Source : Daily Monitor – The African Development (ADB) has pledged a $5 million (about Shs9 billion) grant and $4 million (Shs7.9 billion) loan to honey producers in the country to boost their production capacity.
ADB Country Operations Officer, Mr Benedict S.Kanu, announced the development during his visit to Uganda Honey Bee Keepers Association’s (UHA) refineries at Nalukolongo, Industrial Area on December 22.
Kanu’s visit was a follow up to a private sector financing proposal, which UHA submitted recently to ADB for assistance to boost its production.
The UHA’s refinery currently has a capacity of 988 metric tonnes per annum.
Kanu who took a thorough tour of the refinery advised UHA management on ways and means of improving their financial proposal to make it more attractive to other potential financiers.

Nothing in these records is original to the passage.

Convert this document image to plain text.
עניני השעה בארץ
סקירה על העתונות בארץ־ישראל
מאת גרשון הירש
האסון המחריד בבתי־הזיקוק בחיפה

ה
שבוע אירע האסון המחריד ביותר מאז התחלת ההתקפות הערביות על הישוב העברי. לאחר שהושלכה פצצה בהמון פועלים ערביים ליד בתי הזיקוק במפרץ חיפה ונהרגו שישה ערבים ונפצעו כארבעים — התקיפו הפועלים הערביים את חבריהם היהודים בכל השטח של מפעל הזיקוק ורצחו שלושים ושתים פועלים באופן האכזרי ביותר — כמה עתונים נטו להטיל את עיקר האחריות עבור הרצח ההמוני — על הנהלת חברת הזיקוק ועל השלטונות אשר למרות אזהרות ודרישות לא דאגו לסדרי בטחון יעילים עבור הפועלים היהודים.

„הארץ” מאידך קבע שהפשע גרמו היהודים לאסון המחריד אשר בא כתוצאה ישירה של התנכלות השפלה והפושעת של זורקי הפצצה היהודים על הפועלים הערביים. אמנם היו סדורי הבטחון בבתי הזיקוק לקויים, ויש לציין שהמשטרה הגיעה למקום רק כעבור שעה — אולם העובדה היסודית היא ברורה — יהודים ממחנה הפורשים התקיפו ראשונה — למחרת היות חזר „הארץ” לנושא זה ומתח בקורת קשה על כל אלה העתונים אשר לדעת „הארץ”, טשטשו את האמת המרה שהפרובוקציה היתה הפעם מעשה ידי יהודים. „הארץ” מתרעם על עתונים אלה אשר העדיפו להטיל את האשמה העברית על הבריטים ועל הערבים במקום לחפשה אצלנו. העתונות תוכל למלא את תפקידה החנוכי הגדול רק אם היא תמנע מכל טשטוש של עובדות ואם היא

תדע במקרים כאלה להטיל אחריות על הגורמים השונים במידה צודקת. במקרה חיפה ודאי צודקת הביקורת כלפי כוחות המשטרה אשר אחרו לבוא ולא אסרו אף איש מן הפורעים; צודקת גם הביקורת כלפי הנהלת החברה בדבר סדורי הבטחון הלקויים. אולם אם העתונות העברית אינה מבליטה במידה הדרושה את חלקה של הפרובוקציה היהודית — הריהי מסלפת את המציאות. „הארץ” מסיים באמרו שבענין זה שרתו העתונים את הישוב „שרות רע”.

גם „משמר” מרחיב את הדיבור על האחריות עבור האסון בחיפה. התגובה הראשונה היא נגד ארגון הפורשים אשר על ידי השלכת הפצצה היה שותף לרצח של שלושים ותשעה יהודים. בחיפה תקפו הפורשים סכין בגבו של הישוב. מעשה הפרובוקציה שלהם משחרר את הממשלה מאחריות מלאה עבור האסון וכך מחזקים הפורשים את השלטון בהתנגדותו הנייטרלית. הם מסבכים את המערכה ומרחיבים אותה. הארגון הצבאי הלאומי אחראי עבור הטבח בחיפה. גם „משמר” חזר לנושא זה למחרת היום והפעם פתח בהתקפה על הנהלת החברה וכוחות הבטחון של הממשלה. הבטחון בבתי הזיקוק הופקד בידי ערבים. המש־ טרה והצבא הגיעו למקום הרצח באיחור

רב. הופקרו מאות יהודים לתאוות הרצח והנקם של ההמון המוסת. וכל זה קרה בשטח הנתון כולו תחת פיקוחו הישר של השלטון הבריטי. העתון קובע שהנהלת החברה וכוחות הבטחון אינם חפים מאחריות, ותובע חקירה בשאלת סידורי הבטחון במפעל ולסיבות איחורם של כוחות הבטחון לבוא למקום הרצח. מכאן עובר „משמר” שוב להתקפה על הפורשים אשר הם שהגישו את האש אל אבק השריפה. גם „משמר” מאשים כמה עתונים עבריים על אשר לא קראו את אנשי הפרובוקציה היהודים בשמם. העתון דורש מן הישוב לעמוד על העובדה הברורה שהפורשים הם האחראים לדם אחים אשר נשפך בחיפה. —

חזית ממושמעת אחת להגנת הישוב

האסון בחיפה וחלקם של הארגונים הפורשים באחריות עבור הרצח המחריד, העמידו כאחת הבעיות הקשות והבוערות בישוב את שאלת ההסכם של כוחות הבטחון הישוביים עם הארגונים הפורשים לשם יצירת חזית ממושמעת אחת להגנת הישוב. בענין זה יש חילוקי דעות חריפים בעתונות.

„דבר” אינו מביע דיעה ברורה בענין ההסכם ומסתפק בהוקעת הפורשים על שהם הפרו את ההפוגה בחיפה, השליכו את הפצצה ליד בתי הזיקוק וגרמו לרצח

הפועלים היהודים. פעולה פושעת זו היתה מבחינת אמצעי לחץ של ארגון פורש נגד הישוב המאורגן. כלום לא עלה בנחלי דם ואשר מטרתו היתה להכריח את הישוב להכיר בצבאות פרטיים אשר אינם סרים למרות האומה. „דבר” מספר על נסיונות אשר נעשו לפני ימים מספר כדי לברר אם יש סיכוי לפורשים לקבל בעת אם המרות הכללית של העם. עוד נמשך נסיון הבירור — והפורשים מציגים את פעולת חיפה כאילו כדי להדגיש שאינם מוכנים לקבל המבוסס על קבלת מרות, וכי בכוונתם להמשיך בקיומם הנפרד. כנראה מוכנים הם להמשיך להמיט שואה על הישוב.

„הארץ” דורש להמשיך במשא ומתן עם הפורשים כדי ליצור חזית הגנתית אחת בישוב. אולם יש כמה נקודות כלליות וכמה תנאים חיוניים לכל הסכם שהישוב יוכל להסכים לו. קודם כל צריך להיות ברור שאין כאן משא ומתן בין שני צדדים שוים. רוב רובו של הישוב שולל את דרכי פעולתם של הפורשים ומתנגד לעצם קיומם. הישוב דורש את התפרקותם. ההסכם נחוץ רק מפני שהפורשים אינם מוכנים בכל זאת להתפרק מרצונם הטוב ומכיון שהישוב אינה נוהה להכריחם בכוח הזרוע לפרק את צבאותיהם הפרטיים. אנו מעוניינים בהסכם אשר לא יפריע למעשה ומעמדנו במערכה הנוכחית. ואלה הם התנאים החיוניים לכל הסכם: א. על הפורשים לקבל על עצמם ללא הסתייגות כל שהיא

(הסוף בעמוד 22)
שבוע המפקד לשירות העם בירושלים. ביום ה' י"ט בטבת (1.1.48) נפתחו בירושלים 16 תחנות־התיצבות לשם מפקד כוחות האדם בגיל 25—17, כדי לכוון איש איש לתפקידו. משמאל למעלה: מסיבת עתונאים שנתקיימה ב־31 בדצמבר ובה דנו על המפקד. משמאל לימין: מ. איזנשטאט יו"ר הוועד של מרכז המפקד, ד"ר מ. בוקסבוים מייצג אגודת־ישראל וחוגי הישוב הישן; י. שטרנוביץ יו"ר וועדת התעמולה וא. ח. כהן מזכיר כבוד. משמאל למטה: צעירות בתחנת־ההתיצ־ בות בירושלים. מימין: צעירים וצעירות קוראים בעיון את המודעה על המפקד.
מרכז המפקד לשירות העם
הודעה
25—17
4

“For us we have already expressed our interest in your activities and set to honour your proposal but revise it (proposal) so that you make it more attractive to other financiers,” he said.
Both partners privately discussed the eligibility factors that are normally taken into account in availing the ADB’s assistance to private sector, the different types of financial instruments available, application procedures and appraisal criteria among other issues.
UHA Secretary General Mr Christopher Karamagi said the government of recent recognised the beekeeping industry because of its being an important, sustainable, integral agricultural activity, but the sub-sector still remains grossly unexploited.
“As of now, we relatively get limited domestic or foreign donor funding to have the industry running yet it has huge potentials to alleviate rural poverty sustainable, due to the significant economic importance of honey and its various by-products,” he said.
Honey has a variety of recognised and clinically proven medicinal properties. Disease including diarrhea, coughs, measles, sore throats, and burns/scalds among others have and continue to be widely treated either by the application of honey alone or honey-based mixtures.
However, the national honey production in the country is, by and large ,still at or below the subsistence level,and domestic consumption is generally limited to usage of honey and its products as a ‘natural’ medicine.
Karamagi said due to the low production of honey in the country, UHA buys only good quality honey at a maximum price of Shs1,500 per kg.
He pointed out that there was still insatiable demand of honey and its products in both domestic and foreign market with an average shortfall estimated at between 700,000 and 800,000 metric tonnes per annum worldwide.
“We have already got some orders from Norway which needs 300 metric tonnes, Germany (1,000 metric tonnes) and Kenya (40 metric tonnes) but we are still constrained by the limited working capital,” he said.
Karamagi said if they acquire the ADB boost they would manage to produce 1,000 metric tonnes annually.
China, which is the world’s leading honey producer and exporter, recently had its products were banned from European Union market following the discovery of certain prohibited elements in their products. In the face of this, the shortfall in the world’s honey market is briskly predicted to grow very sharply as the years go by.
Karamagi urged the government and other development partners to invest meaningfully in the industry as a move to fight poverty among the rural poor.